In New York state, Cushman said he consulted on a planned $300 million attraction. Confidentiality agreements, he said, prevent him from detailing the work.

Aside from the failed Pinnacle Falls proposal – which died after the city of Branson denied the TIF request – Branson Adventures is his largest personal development venture.

SBJ’s attempts to reach Branson aldermen from the 2006 era were unsuccessful. Lou Schaefer, who was mayor 1995-2007, died in 2008, and other members could not be reached by press time.

Branson’s city website notes between 2004 and 2007, some $580 million in projects were developed in the city, including the Branson Convention Center and hotel complex, Branson Landing and Branson Hills. The $420 million Branson Landing outdoor shopping center by HCW Development Co. was assisted by TIF monies from the state of Missouri, according to past SBJ reports.

The Cushman team
Cushman’s team has been tooling the Branson Adventures plan now for three years.

“It started getting a lot more serious about two years ago, and for the last year, it’s been nonstop,” Cushman said. “Pinnacle Falls was a good concept at a different time.

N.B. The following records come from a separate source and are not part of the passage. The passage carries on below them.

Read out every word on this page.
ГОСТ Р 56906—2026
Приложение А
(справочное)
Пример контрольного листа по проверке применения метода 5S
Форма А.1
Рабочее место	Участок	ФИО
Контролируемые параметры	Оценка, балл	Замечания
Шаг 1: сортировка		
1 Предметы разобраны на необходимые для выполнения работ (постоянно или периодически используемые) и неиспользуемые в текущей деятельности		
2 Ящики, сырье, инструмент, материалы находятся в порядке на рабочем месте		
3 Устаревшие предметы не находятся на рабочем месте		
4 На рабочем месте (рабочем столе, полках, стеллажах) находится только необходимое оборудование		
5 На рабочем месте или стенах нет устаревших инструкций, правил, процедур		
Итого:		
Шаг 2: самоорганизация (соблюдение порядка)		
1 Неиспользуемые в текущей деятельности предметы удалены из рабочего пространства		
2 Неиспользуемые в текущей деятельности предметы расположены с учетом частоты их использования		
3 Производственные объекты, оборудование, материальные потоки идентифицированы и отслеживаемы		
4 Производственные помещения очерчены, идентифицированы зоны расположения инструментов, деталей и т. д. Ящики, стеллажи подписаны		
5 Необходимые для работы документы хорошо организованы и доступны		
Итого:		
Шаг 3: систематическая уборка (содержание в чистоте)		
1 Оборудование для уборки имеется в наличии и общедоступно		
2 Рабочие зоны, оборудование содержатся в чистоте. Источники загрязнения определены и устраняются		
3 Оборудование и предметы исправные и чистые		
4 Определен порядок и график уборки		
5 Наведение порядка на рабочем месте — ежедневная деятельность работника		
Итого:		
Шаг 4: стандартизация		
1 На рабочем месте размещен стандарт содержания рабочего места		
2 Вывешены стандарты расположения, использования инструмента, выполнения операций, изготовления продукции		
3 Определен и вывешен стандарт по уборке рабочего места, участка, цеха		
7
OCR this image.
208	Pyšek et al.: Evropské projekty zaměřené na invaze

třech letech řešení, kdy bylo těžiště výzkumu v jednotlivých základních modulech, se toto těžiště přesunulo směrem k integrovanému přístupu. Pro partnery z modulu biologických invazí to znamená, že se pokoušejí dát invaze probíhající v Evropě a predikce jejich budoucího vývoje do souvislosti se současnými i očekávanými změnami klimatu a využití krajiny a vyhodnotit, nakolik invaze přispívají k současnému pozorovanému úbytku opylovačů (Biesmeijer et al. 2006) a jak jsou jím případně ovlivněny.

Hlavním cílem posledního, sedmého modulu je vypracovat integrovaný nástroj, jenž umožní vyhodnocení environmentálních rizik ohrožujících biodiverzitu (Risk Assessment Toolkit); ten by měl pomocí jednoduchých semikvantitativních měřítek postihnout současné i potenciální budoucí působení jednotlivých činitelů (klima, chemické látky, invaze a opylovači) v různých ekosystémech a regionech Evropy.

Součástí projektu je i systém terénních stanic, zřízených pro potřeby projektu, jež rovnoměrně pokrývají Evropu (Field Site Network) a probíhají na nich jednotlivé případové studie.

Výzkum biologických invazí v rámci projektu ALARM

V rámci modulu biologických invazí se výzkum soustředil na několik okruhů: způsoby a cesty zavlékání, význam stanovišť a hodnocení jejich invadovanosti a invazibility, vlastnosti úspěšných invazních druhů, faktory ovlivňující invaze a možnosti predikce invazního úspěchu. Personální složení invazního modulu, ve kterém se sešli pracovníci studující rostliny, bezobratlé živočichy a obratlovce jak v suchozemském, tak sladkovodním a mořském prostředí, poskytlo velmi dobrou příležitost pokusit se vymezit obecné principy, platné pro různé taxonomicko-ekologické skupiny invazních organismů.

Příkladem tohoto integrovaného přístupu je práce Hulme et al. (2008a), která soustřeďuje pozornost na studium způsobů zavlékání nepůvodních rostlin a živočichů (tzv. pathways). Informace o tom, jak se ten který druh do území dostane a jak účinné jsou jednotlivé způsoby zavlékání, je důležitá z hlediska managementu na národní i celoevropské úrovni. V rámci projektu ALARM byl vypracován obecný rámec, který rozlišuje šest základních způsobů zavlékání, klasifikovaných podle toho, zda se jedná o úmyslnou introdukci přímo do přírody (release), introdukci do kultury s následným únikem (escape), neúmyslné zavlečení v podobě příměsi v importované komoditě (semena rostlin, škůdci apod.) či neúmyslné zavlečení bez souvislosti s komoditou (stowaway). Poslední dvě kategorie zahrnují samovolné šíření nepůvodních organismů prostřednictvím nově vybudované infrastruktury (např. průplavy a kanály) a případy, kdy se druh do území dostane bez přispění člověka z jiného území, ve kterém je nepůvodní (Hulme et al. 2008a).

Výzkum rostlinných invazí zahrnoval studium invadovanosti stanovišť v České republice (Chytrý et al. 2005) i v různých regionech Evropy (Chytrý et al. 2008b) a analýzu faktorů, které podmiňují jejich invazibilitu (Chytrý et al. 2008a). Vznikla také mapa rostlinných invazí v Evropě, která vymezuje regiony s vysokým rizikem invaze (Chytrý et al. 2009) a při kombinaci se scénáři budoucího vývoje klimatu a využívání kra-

It didn’t advance as far as this [Branson Adventures] project, and that’s OK.

“Branson does have a great history,” he added, “How does it want to position itself for the next generation of travelers?”

Bob Montgomery, a principal at Toronto-based AllPark Solutions, said he joined the Branson Adventures team as an attraction programs consultant.

Montgomery said he has held senior executive positions with the likes of Paramount Entertainment, The Lego Group toy company and Herschend Family Entertainment Corp., the owner-operator of Silver Dollar City. The positions each related to the attractions industry.

Montgomery said he and Cushman collaborated on Colorado’s Go NoCo plans as well as the confidential New York attraction. He previously lived in Branson for eight years, while working for Herschend Family Entertainment.

Bill Ryan – project manager, vice president and CEO of Architectural Design Consultants Inc. – said he has consulted on projects with Cushman for the past roughly four years on a national scale.

Based in Wisconsin Dells, Wisconsin, Ryan said he’s completed design work for some 80 percent of the Great Wolf Lodge indoor waterparks nationwide. Ryan said he also has developed designs for Kalahari Resorts and Conventions and Wilderness Hotel and Golf Resort, both similar resorts to Great Wolf Lodge.

Scott Shipley – owner of Lyons, Colorado-based S2O Design and Engineering – is heading up the design of Branson Adventures’ flagship whitewater rafting course. Shipley said he has competed in three Olympic games as a kayaker and holds four world titles in the sport.

Shipley said he and Cushman have been collaborating over the past five or six years on whitewater courses at undisclosed attractions, also kept secret by confidentiality agreements.

“The impacts of this are huge,” Shipley said of an estimated 600,000 annual visitors to the park and uniqueness of the whitewater course. “And I think David is doing this in the right way to really realize that.”